Unconventional oil and gas (UOG) operations in the US that involve fracturing may be harming human health.
By inference, research being carried out at the University of Missouri may sound alarm bells in the UK and wider EU where shale gas extraction (and oil) industry has yet to start.
Up to now in the US, discussions have largely concentrated on potential air and water pollution from chemicals used in these processes and how it affects the more than 15million Americans living within one mile of UOG operations.

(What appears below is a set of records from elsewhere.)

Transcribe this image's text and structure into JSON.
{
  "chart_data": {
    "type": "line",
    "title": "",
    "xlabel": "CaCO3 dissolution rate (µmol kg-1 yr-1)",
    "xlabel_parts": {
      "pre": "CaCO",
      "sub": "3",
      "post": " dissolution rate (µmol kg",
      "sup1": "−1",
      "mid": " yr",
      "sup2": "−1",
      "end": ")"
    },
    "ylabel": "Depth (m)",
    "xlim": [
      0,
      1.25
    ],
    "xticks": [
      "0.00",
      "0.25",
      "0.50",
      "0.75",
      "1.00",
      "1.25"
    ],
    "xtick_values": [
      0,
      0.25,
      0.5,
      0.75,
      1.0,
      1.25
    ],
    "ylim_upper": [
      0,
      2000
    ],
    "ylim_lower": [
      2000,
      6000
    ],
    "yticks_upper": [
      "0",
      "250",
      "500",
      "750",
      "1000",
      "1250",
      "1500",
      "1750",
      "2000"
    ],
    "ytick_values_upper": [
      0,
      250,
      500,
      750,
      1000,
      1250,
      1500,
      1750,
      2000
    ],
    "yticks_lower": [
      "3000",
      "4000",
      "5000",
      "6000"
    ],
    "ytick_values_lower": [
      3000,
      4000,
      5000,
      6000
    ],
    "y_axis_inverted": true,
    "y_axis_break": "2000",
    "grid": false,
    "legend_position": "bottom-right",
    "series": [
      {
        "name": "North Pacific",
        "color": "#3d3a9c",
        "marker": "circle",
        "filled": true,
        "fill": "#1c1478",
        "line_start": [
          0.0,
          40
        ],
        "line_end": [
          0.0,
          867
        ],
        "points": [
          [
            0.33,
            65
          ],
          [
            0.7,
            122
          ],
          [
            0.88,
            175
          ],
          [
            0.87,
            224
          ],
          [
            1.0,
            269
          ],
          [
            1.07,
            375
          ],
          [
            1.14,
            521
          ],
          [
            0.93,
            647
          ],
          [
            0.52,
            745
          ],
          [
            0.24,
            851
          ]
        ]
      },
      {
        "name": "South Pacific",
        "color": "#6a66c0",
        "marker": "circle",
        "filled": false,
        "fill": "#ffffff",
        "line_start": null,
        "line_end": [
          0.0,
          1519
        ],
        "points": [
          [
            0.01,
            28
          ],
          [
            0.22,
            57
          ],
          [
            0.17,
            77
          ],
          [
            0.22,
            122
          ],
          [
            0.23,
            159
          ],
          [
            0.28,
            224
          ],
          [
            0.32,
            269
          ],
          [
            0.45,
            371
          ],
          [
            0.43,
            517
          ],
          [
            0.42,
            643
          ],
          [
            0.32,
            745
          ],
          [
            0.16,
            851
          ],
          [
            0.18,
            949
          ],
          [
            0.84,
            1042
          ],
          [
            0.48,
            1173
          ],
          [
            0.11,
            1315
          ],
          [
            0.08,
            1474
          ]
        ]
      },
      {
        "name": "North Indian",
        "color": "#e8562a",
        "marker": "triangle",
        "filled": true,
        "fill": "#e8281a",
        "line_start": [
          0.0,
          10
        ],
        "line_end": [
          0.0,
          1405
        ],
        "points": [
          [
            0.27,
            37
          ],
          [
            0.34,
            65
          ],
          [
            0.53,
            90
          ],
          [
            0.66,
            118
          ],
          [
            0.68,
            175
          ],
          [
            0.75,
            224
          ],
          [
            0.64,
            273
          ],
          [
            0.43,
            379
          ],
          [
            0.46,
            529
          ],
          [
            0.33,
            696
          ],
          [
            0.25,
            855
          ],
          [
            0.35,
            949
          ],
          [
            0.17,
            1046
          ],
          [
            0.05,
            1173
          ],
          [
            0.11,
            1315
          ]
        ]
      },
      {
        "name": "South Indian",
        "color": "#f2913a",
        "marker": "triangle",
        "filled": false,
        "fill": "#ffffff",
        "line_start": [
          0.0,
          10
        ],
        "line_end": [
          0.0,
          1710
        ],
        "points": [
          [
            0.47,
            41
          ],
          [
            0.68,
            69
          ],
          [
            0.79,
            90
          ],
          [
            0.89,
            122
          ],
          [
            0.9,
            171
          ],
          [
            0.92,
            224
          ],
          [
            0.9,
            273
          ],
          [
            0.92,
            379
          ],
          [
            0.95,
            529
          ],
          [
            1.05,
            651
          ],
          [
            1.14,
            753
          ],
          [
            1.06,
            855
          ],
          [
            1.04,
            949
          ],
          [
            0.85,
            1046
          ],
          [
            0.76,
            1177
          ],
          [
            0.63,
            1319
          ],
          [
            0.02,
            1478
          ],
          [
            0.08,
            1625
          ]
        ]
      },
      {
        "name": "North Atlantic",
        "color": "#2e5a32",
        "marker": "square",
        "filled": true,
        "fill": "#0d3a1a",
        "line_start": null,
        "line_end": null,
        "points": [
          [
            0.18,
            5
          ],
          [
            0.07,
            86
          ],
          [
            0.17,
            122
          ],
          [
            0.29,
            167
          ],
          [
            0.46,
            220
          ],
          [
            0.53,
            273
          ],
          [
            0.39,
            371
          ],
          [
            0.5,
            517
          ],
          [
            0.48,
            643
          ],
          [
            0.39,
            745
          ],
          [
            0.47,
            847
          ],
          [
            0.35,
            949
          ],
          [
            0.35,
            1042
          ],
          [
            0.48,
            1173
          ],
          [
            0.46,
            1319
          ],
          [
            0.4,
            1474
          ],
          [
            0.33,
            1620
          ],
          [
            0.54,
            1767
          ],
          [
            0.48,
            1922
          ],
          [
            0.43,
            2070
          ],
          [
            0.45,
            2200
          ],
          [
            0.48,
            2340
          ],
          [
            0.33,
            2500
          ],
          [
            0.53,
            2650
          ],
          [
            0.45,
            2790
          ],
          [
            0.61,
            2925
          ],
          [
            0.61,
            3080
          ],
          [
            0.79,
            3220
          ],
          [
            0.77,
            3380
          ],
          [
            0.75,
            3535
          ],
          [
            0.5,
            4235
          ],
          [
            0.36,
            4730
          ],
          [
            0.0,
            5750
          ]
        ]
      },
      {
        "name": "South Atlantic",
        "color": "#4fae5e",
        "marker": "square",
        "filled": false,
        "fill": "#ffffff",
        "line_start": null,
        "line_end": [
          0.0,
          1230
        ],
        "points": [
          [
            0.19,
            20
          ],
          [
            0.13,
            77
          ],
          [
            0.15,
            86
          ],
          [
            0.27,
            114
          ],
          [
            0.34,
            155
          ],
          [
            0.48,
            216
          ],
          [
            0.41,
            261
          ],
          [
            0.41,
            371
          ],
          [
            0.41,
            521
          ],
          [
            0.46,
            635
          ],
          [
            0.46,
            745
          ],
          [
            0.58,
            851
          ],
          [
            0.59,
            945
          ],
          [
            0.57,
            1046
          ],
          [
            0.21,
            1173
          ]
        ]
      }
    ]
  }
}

Now, Susan Nagel at Missouri with others have conducted the largest review to date of research centred on fracking by-products and their effects on human reproductive and developmental health.
They determined that exposure to chemicals released in fracturing may be harmful to health in men, women and children. Over 150 peer-reviewed studies reporting on the effects of chemicals used in UOG operations were analysed. Evidence was found to suggest there is cause for concern for human health.
“Further, we found that previous studies suggest that adult and early life exposure to chemicals associated with UOG operations can result in adverse reproductive health and developmental defects in humans,” said Nagel.
The reviewers concluded that exposure to air and water pollution caused by UOG operations may be linked to health concerns including infertility, miscarriage, impaired foetal growth, birth defects and reduced semen quality.
“There are far fewer human studies than animal studies; however, taken together, the studies did show that humans can be harmed by these chemicals released from fracking,” Nagel warns.
“There is strong evidence of decreased semen quality in men, higher miscarriages in women and increased risk of birth defects in children.”